Plus, I have this deeply rooted fear of rejection. What if I ask someone if I can talk to them and they say no? Being told no feels devastating, even in a relationship as transitory as an interview. So yeah, I was scared.
As I was about to retreat, my friend Kevin nudged me toward a line of protestors. Armed with a pen and notepad, I made my way to a woman on the outskirts. I don’t even remember if I introduced myself.
Walking away after finishing the world’s shortest interview, I felt a surge of adrenaline. It seemed like magic that I could ask someone for their name, permission to ask a few questions, and they would just give away a story to me.
Interviewing is vulnerable — and often means getting rebuffed. People tell you no a lot. But one gift interviewing has given me is the practice of asking questions. Asking more questions has borne fruit not only in my reporting, but also in my relationships.
I've not always been good at asking questions. I like providing answers more than asking for them. But relationships are fueled by asking questions — asking them together and asking them of each other. The more questions asked, the more relationship to discover.
Asking questions is hard. It's a practice of bravery. The answer to a question may be something you don't want to hear, something that challenges the narrative you had. It may implicate you. It may mean you now have fewer answers and a whole new set of questions to ask.
Ask a friend, Have I hurt you? Pause to greet the panhandler on the street: How are you? Or say to a family member, Why do you think that? — and you may hear things you aren't ready for. Asking questions draws me out of my own certainty into uncertainty.
And being uncertain doesn't feel good. It often makes me feel weak. Uncertainty reveals me as someone who needs other people and doesn't have all the answers contained neatly within myself. I can’t simply rely on my own experience to tell the story. Practicing journalism over this year has reminded me over and over again that I need others to tell my own story — or any story.
There's a lot of things journalism can't do — it can't tell you what existence is. It can't describe the goal of a human life. It can't create a shared set of values or beliefs. As a craft, it has its limitations.

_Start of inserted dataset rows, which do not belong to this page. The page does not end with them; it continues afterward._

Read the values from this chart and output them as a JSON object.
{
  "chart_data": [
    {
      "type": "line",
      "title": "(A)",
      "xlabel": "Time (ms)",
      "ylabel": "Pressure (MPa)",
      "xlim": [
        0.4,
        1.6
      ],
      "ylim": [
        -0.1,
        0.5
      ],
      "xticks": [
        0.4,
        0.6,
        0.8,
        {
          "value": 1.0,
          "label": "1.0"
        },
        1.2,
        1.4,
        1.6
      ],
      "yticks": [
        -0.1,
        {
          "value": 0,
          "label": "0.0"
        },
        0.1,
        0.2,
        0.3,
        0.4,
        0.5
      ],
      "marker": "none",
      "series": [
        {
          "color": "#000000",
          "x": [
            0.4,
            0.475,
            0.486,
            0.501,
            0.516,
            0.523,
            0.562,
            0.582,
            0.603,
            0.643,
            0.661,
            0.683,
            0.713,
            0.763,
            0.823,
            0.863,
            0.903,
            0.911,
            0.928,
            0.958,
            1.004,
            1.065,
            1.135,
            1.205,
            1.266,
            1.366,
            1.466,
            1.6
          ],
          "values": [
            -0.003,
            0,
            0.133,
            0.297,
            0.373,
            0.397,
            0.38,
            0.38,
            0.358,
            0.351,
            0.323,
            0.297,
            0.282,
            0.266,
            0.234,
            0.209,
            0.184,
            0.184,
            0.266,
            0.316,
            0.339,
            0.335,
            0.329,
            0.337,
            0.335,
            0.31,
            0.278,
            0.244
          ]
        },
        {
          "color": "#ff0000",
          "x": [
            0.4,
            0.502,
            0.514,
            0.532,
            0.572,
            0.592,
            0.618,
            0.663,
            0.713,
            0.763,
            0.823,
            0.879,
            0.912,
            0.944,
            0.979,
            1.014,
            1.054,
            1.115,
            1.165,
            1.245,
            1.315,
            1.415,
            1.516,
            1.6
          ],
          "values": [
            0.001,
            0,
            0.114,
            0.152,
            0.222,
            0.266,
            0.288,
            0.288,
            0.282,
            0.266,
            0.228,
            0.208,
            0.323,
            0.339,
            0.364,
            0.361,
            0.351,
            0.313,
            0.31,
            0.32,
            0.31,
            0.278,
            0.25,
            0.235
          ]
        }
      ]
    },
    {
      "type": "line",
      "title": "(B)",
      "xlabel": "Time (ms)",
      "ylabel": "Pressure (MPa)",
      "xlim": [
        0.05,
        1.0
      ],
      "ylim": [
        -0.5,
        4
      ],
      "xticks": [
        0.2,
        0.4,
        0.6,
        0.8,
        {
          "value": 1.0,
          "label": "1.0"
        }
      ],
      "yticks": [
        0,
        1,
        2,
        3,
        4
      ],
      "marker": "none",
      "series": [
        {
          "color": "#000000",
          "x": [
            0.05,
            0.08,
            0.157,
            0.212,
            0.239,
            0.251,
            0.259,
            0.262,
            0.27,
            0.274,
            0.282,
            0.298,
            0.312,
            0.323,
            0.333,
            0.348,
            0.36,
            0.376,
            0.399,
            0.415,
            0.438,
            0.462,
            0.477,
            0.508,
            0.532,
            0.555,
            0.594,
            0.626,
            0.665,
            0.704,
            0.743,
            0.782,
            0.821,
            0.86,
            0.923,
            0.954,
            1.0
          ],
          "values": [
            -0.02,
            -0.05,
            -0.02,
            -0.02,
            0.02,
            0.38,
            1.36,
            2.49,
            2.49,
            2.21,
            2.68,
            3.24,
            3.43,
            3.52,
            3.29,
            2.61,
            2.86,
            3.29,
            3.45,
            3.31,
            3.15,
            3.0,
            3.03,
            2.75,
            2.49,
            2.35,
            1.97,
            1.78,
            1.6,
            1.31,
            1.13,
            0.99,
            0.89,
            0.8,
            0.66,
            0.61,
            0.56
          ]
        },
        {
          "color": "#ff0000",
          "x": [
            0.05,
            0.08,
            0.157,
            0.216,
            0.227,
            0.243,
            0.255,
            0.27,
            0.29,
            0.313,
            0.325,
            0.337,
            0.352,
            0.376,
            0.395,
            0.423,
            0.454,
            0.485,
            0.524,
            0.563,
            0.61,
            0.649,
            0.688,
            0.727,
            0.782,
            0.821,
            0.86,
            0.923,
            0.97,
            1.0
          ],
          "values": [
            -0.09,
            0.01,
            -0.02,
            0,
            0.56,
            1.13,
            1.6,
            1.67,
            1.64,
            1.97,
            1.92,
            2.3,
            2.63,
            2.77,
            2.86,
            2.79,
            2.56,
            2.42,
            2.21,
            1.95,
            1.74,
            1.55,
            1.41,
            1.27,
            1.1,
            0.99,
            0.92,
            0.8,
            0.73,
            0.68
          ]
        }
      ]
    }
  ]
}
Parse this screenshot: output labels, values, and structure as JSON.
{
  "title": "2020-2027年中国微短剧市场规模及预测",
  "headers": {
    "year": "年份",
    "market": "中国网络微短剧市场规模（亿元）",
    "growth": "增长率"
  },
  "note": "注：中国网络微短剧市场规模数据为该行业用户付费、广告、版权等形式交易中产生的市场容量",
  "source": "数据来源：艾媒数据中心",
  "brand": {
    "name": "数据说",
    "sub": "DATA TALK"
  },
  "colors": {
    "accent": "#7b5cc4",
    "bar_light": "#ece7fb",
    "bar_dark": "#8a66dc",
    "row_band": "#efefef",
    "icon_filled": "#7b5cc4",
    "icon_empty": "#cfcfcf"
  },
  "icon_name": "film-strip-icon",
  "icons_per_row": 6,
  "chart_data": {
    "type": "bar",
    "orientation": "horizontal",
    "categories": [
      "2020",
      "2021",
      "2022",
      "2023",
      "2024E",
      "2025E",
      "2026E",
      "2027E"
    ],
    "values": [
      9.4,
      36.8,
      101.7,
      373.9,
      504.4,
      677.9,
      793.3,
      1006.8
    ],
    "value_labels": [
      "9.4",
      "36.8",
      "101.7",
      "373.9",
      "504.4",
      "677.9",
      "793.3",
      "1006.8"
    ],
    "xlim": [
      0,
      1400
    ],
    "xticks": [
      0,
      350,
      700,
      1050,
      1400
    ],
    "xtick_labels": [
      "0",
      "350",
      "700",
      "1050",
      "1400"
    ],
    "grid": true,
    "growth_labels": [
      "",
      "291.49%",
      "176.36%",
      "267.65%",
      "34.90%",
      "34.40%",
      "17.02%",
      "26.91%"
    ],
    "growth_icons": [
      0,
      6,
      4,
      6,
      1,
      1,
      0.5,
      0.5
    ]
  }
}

But I think journalism, like philosophy, is a mode of encountering reality and seeking wisdom.
To be wise means to see the world for what it is — what it truly is, not what I wish it to be, or even what I see it as. To see the world for what it is means discovering it as made of many things beyond my own vision and hidden from my sight. The more we acknowledge our own blindness, the closer we are to seeing the whole — so long as my blindness prompts me to ask my neighbor what she sees.
Asking questions is an invitation to my neighbor — my partner, my roommate, my sister — to teach me what the story is. Questions invite us to build our stories with people. They are a reminder to include the narratives of others in our own narrative.
Asking questions gives flesh to my belief that I do not have a monopoly on truth. Questions open my eyes to a greater vision of truth, one built on continually opening myself up to relationship — even if it’s vulnerable, even if I’m scared. A question is the first step of a journey of opening myself to more sides of the story — to expand my own story to include the many tales of others. To be a human is to be made up of many stories.